The Royal College of Obstetricians and Gynaecologists (RCOG) welcomes the Prime Minister’s speech today on the Coalition Government’s plans for NHS reform during the pause provided by the Listening Exercise.
There are several encouraging sound bites from today such as: ‘Evolution, not revolution’ and ‘Collaboration, not competition’. Whatever the case may be, the RCOG agrees that change within the NHS is much needed in order to ensure cost-efficiencies whilst continuing to deliver high quality and safe care. However, several key issues still remain.

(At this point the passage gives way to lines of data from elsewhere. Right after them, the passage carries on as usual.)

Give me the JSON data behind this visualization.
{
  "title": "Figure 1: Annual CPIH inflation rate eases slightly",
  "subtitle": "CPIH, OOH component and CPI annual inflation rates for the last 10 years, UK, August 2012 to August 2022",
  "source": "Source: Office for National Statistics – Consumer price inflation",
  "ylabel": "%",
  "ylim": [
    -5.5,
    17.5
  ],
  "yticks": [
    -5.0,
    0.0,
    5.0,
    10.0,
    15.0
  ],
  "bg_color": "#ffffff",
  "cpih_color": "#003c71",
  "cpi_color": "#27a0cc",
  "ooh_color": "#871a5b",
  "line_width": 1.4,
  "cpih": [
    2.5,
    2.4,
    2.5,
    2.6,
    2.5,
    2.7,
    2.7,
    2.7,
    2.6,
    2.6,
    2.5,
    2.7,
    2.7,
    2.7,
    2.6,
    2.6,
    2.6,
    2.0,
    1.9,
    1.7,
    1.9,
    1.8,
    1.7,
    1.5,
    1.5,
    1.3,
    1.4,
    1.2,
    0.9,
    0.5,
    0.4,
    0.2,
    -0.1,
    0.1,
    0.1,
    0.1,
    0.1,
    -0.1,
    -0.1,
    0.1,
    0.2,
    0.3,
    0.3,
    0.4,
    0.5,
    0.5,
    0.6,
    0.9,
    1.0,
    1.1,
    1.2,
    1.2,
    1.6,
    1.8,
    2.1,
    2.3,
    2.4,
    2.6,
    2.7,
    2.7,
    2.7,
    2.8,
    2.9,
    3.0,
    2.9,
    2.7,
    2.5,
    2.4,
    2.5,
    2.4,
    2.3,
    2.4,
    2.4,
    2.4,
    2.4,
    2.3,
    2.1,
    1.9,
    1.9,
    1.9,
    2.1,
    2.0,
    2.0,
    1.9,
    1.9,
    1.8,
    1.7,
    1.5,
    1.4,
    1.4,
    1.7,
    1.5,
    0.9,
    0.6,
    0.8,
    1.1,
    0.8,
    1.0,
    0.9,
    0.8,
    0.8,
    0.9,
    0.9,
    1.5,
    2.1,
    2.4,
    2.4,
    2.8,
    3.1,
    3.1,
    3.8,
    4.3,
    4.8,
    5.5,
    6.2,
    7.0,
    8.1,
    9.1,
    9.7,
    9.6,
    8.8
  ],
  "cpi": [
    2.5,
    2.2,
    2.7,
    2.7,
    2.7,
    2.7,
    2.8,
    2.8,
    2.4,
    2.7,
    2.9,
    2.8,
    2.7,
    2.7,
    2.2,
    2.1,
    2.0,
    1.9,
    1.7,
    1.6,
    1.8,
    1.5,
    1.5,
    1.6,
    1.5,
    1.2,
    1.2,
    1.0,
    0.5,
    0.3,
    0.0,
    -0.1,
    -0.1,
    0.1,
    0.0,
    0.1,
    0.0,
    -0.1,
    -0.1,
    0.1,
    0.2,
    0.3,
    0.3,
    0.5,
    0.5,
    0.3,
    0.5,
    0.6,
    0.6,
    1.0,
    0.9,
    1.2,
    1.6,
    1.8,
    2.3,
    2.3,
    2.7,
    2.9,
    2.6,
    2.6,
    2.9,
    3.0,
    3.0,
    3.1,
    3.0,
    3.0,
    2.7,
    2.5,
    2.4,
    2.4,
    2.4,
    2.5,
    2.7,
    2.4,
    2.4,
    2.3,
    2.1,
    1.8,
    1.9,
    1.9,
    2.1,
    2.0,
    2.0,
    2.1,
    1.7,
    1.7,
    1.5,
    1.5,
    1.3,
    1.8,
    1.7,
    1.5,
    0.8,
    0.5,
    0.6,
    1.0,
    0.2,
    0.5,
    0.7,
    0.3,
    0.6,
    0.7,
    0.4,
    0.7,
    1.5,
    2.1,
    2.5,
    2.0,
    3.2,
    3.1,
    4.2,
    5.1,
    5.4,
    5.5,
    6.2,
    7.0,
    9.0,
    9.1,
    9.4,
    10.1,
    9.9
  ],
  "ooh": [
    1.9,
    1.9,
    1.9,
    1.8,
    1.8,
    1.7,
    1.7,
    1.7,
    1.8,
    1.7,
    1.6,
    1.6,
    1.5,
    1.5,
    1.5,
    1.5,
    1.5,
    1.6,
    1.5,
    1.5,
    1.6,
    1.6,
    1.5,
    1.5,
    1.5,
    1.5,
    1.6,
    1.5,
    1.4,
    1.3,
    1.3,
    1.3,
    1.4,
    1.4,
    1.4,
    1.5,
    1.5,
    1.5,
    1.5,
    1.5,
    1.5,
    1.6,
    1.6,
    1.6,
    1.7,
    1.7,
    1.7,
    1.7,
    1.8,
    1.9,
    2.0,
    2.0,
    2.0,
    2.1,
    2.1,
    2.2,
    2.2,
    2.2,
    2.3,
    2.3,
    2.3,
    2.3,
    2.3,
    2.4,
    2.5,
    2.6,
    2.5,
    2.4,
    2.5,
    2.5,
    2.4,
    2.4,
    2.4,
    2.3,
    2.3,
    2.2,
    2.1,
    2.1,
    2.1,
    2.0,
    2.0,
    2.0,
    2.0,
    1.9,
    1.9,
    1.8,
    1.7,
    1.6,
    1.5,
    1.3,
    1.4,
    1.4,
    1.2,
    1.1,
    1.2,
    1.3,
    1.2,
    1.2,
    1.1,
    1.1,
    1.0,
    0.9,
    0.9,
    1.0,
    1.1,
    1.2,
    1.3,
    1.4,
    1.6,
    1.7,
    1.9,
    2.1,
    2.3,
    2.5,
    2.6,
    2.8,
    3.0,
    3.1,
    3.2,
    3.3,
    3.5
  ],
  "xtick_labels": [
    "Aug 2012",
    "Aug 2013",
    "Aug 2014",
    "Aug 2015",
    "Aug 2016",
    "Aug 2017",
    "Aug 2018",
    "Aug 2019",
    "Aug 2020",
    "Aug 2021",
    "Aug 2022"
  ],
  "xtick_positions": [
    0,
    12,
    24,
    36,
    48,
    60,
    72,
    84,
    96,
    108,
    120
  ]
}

- In order for GP Commissioning Consortia to work, there needs to be a process involving service providers in the decision-making process since they have the front-line experience and knowledge of what services are needed in their respective specialties
- There needs to be clearer explanation of the way in which competition in the NHS will work. While competition can be a spur to drive up quality and drive out inefficiencies, the extent of the private and charity sectors’ roles in the NHS need to be far better defined and delimited
- There is real anxiety over workforce planning and the training and education of doctors in training, a critical factor in the future development of high-quality specialists. To be involved, ‘any qualified providers’ must provide training, subject to the same standards and conditions as NHS providers. These developments will have serious consequences on our medical workforce in the future
RCOG President Dr Tony Falconer said “Amidst all the uncertainty in the reform agenda, one factor for us remains – as doctors, we want the best care for the women that we serve.
“As far as we’re concerned, if the Government is serious about offering better choice in women’s health, the first step to take is to look at it as a whole, in a continuum, from cradle to the grave. At the moment, the reform proposals have the potential to split services further into silos and this could have unintended effects on services.
“We believe that competition has several benefits including rising the quality of clinical care. To achieve this aim, we want to be assured that patient care is underpinned by national clinical standards and agreed pathways of care, through the commissioning process. Then and only then can quality be ensured.”
The current plans to ensure that all GPs are involved in the Pathfinder scheme by 2014 may be too ambitious, especially since so many questions remain to be answered. It will be prudent to extend the deadline so that the early adopters have time to embed and prove that they are successful before wholesale transition from one system to another is made. At a time of evidence-based medicine, proof is needed before change is made.